Which Gold Investment Should You Choose?

Written by Ian Davis – Bullion Manager • Last updated 21 Nov 2018

Which is the best way to invest in gold?

We believe there are a number of different ways to invest in gold:-

  • Gold Accounts
  • Gold Futures
  • Gold Mining Shares
  • Gold Bars
  • Gold Coins

Gold Accounts

It is possible for larger investors to have gold accounts with major banks. In many countries such as the UK, this is not easy, as there is little tradition of banks offering gold account and dealing facilities. Accounts are usually only available with "private bankers" for individuals with a few million to invest. You may wish to read our page on our storage facilities if you are intersted in such a service. 

Gold Futures

This is a highly professional market, but is more for the speculator than the investor. It is essential to use a trustworthy commodity broker, as there are many potential abuses and pitfalls.

Gold Mining Shares

This is probably the best way to make a "paper" investment in gold.
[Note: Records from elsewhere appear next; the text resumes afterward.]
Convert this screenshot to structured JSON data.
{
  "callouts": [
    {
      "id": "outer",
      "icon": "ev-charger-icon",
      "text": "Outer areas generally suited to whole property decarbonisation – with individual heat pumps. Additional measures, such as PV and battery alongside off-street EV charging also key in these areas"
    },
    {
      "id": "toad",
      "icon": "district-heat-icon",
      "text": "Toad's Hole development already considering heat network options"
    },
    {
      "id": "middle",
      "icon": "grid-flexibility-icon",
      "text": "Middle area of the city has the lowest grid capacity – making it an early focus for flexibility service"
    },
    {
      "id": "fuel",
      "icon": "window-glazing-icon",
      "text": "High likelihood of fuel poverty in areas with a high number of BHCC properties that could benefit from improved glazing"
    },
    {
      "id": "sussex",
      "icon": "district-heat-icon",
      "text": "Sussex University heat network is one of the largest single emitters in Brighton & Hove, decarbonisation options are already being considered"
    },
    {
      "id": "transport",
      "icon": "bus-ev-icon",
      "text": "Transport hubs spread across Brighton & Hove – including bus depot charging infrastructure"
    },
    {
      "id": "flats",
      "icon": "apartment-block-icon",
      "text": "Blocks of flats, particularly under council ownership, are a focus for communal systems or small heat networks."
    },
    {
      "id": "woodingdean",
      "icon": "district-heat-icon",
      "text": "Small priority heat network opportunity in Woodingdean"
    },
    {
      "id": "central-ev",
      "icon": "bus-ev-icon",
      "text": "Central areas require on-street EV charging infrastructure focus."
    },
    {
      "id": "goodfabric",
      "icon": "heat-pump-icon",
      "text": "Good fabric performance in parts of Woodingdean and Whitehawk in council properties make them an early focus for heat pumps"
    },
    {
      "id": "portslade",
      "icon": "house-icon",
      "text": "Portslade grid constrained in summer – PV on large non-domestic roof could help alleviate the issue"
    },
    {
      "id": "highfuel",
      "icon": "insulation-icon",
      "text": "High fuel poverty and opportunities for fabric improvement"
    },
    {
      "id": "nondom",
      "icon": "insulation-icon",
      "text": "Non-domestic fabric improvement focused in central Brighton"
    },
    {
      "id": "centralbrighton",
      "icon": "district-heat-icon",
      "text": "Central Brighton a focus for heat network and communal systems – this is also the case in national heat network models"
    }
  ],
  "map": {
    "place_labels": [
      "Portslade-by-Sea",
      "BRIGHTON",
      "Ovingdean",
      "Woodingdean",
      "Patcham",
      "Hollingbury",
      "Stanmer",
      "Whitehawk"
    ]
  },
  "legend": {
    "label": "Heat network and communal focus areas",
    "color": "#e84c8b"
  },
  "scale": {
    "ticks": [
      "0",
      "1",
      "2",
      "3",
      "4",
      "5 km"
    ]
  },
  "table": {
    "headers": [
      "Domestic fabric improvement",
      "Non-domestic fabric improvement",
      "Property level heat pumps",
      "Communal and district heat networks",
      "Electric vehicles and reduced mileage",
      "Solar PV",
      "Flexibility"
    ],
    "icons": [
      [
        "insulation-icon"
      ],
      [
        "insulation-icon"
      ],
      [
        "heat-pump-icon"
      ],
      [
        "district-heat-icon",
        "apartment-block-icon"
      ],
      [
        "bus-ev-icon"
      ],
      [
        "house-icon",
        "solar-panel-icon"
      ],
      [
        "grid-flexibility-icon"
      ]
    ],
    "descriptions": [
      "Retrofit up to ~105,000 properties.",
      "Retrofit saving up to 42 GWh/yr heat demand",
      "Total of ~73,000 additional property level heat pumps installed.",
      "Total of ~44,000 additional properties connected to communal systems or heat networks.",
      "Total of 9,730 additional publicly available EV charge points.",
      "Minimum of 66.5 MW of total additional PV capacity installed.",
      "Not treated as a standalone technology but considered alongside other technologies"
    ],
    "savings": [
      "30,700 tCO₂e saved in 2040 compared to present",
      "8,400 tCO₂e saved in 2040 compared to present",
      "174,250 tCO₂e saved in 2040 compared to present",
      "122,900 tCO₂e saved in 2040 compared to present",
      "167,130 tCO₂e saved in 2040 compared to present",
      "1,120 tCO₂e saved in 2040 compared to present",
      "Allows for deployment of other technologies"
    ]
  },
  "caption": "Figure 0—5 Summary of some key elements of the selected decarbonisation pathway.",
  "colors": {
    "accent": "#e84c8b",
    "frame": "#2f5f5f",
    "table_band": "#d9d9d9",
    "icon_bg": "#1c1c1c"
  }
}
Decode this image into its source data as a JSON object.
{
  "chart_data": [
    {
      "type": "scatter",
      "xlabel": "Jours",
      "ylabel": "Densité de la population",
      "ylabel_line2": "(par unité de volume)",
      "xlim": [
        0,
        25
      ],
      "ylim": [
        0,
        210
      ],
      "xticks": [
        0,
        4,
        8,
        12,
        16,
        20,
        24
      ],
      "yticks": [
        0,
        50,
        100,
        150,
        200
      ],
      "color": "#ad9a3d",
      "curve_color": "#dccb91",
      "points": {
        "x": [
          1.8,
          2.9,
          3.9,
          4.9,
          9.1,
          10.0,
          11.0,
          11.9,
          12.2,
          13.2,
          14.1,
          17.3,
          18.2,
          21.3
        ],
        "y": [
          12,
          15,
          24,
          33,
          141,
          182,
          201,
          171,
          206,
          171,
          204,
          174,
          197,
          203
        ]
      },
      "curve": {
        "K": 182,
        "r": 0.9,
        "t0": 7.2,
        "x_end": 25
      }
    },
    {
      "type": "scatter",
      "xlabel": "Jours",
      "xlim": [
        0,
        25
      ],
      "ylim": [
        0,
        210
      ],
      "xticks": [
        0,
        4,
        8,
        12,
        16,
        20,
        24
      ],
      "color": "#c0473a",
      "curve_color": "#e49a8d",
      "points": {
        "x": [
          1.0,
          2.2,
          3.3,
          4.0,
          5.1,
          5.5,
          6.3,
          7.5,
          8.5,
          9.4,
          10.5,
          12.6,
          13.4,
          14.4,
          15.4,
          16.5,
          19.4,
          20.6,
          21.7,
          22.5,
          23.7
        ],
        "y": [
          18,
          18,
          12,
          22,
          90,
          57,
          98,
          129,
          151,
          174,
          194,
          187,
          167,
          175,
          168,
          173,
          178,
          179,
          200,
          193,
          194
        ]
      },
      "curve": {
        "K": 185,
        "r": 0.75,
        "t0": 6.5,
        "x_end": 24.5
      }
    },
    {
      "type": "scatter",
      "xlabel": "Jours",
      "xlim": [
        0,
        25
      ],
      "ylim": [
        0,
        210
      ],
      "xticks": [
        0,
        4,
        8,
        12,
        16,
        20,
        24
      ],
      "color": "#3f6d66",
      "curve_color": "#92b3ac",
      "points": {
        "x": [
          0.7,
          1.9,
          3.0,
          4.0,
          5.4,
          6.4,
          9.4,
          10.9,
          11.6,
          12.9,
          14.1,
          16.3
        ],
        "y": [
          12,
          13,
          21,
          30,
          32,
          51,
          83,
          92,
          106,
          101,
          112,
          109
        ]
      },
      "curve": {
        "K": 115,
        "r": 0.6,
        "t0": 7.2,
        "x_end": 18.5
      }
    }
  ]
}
There is a simple theory that when gold bullion prices and demand increase, then gold mining share prices will follow. Some mines fully hedge their future production however, so the theory does not always hold true for all producers. Mining shares in general can be quite risky.

Physical Gold - Bars

Taking physical delivery of your gold is a very safe way of investing in gold. Gold bars are one method of achieving this.


Physical Gold - Coins

Gold coins are often more convenient than bars, and can often be bought for lower premiums than bars, weight for weight. There is a large selection of gold coins available. The first decision is often whether to buy older coins or new "bullion" coins.